100 Days on Jesus’ Sermon Mount (Day 23)

Jesus said, “It has been said, ‘Anyone who divorces his wife is to provide her with a divorce certificate.’ But I am telling you that everyone who divorces his wife – except on the grounds of sexual immorality – causes her to commit adultery, and anyone who marries a woman who has been divorced, commits adultery.
— Matthew 5:31-32 (USC)
Marital unfaithfulness is the sole justification for a man or woman to divorce his wife or her husband.
Whenever we look up terms like “adultery” the meanings sometimes somewhat disappoint. It seems the heart of what Jesus was getting to was beyond that of mere physically sexual relations. As Jesus has mentioned already in verses 27-28, it’s not about the actual act; it’s about the heart behind the act.
When we are engaging in secret liaisons of the mind we are just as guilty as we would be if we engaged in the physical act. Conjuring the theft of an item is as bad as stealing it. If we construct in our minds the ‘theft’ of a woman (who is not our wife) – by our impure thoughts – we have stolen her, and we have stolen something also from our wife (that part of us – our whole – that we have given her). She neither gave permission nor did our wife have any idea what was going on. Further, and principally, we have sinned against the Lord – those given in marriage are given to us – united to us – by the Lord. And these are just the obvious threads of sin, for what starts out in secret – a big huge lie – can only compound itself and snowball as it rolls down the hill to the part-destruction of many innocent lives in our circle of influence. It is never God’s will to enter into relational catastrophe of our own choosing or making.
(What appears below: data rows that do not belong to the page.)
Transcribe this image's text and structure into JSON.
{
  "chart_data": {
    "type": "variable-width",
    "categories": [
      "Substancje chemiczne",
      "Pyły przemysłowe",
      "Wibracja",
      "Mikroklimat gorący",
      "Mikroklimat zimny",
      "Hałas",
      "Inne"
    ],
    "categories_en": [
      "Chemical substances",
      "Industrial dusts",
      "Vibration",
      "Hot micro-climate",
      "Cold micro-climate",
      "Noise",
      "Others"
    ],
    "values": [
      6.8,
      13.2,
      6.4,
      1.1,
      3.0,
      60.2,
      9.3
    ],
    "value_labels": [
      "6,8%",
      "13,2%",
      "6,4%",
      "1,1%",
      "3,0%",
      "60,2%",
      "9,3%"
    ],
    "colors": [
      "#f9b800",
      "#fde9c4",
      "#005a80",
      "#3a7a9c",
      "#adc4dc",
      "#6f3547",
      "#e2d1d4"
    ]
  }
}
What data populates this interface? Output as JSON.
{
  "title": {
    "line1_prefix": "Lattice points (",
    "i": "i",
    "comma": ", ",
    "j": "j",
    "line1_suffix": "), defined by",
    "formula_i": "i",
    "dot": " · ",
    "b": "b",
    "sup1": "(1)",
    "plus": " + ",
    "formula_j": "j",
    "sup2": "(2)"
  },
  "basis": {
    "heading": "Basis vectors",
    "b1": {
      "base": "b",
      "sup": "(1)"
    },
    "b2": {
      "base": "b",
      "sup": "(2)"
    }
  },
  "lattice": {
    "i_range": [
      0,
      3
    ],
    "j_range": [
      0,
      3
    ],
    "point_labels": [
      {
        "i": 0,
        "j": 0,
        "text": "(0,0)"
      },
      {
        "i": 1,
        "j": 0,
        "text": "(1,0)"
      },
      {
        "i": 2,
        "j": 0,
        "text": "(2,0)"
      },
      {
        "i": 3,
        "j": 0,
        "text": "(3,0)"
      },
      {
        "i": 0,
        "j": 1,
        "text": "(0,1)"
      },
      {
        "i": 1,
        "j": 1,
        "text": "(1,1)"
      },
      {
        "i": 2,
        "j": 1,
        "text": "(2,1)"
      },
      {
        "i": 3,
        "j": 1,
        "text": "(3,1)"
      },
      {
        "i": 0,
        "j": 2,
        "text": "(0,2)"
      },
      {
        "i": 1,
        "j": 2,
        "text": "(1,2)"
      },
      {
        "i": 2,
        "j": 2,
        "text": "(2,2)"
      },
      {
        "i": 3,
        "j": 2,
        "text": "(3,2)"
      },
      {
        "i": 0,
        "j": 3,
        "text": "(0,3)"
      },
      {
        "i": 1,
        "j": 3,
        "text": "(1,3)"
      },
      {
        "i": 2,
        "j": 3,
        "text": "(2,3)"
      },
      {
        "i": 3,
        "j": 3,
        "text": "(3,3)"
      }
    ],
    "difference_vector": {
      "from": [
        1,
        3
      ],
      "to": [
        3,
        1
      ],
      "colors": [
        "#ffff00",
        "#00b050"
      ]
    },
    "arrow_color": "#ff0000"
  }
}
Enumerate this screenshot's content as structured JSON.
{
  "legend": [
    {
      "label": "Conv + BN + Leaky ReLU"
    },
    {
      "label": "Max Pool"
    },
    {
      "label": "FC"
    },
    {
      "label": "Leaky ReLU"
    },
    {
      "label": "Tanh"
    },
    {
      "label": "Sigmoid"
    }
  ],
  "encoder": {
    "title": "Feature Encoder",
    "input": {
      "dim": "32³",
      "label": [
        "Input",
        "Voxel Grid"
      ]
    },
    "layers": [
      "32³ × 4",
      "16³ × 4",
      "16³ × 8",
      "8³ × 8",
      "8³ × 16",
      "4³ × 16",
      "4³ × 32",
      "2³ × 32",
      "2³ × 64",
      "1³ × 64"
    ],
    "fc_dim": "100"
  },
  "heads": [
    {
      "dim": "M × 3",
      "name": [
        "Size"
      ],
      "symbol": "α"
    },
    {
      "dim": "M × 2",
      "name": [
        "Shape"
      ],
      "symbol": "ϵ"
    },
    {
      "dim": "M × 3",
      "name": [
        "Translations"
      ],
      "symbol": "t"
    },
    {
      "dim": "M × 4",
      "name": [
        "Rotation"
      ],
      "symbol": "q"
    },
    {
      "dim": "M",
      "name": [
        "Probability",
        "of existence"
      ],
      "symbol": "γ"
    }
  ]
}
It seems that Jesus is saying that a man must not initiate a divorce unless there is marital unfaithfulness. So if a wife breaks the marital bond, and she insists the bond remain broken, the man has the choice of divorce, for divorce has already – of a spiritual sense – occurred. The same would apply for a woman if her husband insisted their marriage bond remain broken.
Marital unfaithfulness is linked to sexual immorality, and it enhances the meaning by broadening it. It is not just sexual immorality that qualifies as marital unfaithfulness.
If we accept that the marital union is one that is ‘consummated’ (sexually, through intercourse), then we can imagine that the ceasing of such relations, with the intent of ending such intimacy with finality, is sufficient reason to divorce, given that the marital union of oneness (“two shall become one”) has been, and will remain, broken. This is not about a fractured or tenuous sexuality between a couple; for many, many marriages struggle sexually.
But, there are a great many limiting factors. For instance, some marriages never ascend to the heights of sexual unity. Other marriages become devoid of sexual relations. Sex is not really the issue.
If there is a heart in one spouse that says, “We are over,” then the other spouse has had a choice made for them. The spouse who has said, “We are over,” has declared the marital bond broken, with no correspondence to be entered into.
Marital unfaithfulness, then, is beyond adultery, because unfaithfulness is broader than simply sexual immorality.
Yet, if the sexual relationship is symbolic of the union between husband and wife, we could say that anything that interrupts that union – i.e. without the knowledge of both, and involving no other parties – is marital unfaithfulness.
The sexual bond in marriage is sacredly symbolic of the unified oneness in Christ that the couple shares – one with each other and one together with him.
1.     On such a prickly subject there are some things we are bound to disagree on. How has God informed your thoughts regarding marriage, marital unfaithfulness, sexual immorality and divorce?
2.     Issues of justice, fairness, and equality are important – under Christ. What stipulations need to be made in ensuring there is gender equality and fairness regarding marriage, divorce, and remarriage?
© 2015 S. J. Wickham.
Note: USC version is Under the Southern Cross, The New Testament in Australian English (2014). This translation was painstakingly developed by Dr. Richard Moore, a NT Greek scholar, over nearly thirty years.